Makara tampak bahwa perbaikan Rasm al-Utsmani terjadi melalui tiga proses ialah:
1) Pemberian syakal yang dikerjakan oleh Abu al-Aswad al-Duali
2) Pemberian a’jam, titik yang dijalankan oleh Abdul Malik bin Marwan dan al-Hajjaj
3) Perubahan syakal tunjangan Abu al-Aswad ad-Duali menjadi mirip kini ini yang dilaksanakan oleh al-Khalil.

Al-Qur’an sendiri pertama kali dicetak di Hamburg Jerman pada tahun 1113 H. Salah satu mushaf hasil cetakan pertama ini konon terdapat di Dar al-Kutub al-Arabiyah, Kairo Mesir. Sementara di Turki pertama kali dicetak pada 1129 H lalu menyusul di Iran 1248 H. Madinah ketika ini terdapat percetakan Al-Qur’an yang diklaim terbesar di dunia.

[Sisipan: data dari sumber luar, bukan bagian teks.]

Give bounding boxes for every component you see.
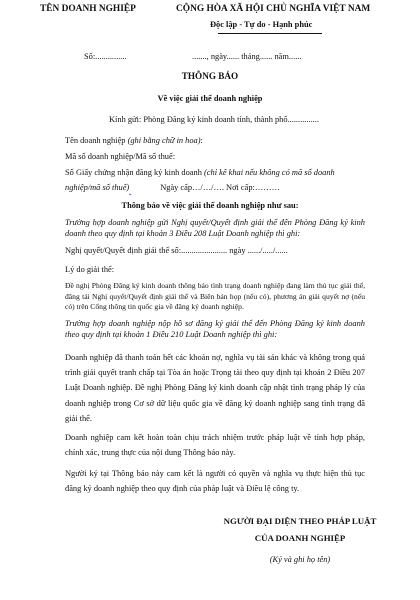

Percetakan itu mulai dibangun oleh Raja Fahd pada tanggal 2 November 1982. Pada Oktober 1984 dimulai dibuat dengan aneka macam ukuran, dengan komplek yang lengkap mulai dari masjid, show room buatan sekaligus toko daerah penjualan, asrama karyawan, klinik dan perpustakaan.

Percetakan ini juga mencetak dan diterjemahkan ke  dalam 50 bahasa di dunia termasuk di Indonesia. Al-Qur’an disini dicetak di percetakan dan dibagikan secara gratis ke seluruh dunia seperti lewat masjid-masjid. Demikian juga yang dibagikan terhadap jamaah haji, mereka akan mendapatkan Al-Qur’an secara gratis pada waktu hendak menaiki peSAWat terbang untuk kembali ke negeri mereka masing-masing.